A large number of our nation’s bridges must be replaced or are in need of major repair/rehabilitation because they do not conform to current demands due to deterioration caused by aging or environmental conditions, heavier vehicles and increased traffic volume. Since a replacement alternative usually involves high costs and/or substantial interference with the normal traffic flows, strengthening is many times one of the most effective alternatives. As many bridges remain in continuous service despite aging and associated potential for damage accumulation and/or collapse, the Federal Railroad Administration (FRA) has identified as one of its strategic priorities the health monitoring of these structures to ensure a safe mode of operation. As such, a research program funded by FRA was initiated at the University of Missouri Rolla (Missouri S&T). The main objectives of this research program are as follows: (1) demonstrate the use of fiber reinforced polymers (FRP) composites in the repair/rehabilitation of railroad steel bridges with highly corroded steel members, and (2) health monitoring of railroad steel bridges to ensure a safe mode of operation of these bridges.
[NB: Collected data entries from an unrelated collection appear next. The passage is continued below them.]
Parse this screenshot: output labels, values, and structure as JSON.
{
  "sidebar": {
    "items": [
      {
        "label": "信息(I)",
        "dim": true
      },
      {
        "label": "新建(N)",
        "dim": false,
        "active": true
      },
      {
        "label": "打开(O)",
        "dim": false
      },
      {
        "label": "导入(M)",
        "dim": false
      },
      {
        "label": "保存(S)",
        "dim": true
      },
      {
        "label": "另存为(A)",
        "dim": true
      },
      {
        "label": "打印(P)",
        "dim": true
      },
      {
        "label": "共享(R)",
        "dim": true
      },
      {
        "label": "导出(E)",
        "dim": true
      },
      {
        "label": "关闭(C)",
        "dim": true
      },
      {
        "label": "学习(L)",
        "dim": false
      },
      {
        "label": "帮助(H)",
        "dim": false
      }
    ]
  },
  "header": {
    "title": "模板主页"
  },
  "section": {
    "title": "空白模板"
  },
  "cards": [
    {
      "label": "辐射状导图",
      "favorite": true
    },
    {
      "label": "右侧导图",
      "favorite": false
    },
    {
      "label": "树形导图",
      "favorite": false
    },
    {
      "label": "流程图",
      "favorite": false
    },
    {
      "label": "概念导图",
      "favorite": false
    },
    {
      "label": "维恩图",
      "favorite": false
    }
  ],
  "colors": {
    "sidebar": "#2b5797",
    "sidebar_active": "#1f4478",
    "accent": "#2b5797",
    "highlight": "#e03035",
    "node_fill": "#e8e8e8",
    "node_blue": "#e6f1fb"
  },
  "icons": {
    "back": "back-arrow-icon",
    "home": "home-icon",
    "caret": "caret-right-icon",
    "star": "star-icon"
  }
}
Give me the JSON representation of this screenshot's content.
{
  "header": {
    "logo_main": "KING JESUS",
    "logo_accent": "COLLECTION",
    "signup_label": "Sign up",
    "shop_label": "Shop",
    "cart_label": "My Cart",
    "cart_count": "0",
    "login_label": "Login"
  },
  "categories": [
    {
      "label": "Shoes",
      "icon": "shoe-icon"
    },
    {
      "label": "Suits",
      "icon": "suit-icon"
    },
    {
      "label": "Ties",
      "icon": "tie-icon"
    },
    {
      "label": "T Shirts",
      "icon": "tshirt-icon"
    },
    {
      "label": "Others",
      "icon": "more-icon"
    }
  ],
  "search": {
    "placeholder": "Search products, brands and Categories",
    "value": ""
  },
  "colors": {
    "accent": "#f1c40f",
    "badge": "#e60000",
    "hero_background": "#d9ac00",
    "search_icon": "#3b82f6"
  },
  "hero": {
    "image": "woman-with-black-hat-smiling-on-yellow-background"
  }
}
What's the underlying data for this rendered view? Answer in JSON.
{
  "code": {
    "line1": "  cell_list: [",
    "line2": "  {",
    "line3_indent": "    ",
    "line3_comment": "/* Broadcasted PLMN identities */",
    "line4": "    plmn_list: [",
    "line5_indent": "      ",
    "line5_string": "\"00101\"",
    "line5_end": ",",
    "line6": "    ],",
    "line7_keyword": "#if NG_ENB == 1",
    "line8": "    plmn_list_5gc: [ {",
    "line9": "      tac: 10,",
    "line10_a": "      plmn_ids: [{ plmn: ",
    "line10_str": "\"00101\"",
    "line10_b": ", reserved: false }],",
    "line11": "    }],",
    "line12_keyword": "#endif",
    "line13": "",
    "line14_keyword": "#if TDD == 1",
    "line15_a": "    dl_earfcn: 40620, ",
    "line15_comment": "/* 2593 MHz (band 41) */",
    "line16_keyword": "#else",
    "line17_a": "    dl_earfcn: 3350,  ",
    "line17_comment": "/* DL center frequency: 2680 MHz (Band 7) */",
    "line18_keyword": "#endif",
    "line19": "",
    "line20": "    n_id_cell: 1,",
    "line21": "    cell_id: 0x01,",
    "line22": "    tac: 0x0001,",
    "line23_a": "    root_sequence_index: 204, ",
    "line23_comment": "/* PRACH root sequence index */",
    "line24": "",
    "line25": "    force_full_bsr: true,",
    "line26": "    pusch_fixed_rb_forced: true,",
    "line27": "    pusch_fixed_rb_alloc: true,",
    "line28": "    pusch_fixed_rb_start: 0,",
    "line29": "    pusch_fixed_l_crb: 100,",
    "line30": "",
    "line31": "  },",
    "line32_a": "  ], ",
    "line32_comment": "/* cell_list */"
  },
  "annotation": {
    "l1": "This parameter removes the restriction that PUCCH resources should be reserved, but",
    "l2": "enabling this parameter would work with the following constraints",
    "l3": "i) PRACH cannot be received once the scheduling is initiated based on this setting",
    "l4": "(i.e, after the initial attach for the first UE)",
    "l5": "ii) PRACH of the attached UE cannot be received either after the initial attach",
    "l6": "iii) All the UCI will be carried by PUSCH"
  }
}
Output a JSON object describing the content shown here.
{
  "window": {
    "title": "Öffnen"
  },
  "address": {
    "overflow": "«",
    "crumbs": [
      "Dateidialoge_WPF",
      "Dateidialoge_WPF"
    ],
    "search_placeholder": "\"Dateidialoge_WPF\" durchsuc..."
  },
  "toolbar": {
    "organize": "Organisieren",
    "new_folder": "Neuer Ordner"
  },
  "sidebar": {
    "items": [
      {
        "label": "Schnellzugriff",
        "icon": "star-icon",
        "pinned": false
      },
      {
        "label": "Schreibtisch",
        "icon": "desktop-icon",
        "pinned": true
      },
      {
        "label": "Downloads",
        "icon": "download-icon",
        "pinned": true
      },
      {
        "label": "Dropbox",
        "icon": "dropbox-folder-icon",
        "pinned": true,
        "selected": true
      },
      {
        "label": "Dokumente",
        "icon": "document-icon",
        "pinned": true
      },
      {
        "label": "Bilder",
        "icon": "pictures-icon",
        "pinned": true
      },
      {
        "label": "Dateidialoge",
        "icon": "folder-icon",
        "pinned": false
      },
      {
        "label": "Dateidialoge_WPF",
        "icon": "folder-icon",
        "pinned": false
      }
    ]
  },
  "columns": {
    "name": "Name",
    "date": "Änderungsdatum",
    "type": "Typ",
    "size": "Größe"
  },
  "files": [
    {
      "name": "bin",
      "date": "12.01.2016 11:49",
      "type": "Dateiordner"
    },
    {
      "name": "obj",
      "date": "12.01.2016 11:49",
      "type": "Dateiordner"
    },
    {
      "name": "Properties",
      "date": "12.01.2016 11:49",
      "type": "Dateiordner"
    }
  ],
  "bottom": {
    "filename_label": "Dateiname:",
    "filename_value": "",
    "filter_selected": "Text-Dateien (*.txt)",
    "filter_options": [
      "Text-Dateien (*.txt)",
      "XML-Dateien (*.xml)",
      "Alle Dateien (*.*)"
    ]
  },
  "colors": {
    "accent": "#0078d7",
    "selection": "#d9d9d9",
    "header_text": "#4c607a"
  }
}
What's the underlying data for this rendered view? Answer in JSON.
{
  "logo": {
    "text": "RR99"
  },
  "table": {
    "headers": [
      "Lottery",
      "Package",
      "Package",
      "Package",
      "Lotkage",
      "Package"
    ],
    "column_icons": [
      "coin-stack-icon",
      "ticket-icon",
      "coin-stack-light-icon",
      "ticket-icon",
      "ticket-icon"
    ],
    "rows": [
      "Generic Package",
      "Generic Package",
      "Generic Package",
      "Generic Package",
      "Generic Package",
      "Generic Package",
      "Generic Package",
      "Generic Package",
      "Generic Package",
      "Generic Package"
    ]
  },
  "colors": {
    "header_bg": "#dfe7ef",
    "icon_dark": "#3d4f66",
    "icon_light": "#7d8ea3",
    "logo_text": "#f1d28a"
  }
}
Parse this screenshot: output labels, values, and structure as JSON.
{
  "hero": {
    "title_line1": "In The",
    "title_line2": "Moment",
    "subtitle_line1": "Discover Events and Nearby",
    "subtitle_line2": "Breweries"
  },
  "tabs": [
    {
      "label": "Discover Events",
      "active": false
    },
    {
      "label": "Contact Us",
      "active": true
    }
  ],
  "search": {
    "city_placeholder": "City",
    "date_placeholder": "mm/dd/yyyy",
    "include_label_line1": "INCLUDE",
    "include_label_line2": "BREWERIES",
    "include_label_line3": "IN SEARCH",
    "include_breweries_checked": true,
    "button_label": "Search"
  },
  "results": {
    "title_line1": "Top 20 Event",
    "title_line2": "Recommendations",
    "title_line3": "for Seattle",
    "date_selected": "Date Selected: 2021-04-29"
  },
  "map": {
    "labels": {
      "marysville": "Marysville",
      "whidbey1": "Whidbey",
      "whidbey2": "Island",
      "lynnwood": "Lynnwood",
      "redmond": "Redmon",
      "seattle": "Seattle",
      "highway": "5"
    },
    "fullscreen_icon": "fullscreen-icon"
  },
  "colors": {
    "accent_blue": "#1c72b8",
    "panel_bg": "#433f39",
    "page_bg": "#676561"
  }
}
Compared to the application of FRP composites to other traditional materials, research examining the prospects of the combination of FRP and steel has been limited. Considering the fact that many bridges that are in need of rehabilitation and strengthening are steel bridges, it is imperative to increase the amount of research in this area. In this research project, the following strengthening issues applied to steel structures were investigated; (i) bond characterization, (ii) flexural strengthening, and (iii) strengthening of highly corroded axially loaded steel members using carbon FRP (CFRP). Development of health monitoring technologies capable of continuously monitoring the structural performance of the civil infrastructure on a real-time basis is becoming an important research area. In this research program, the main components used in the development of a field deployable remote system for health monitoring consisted of: (i) wireless sensors for data collection, and (ii) soft computing tools for data processing, which involved classification, decision, pattern recognition and process control of the collected data.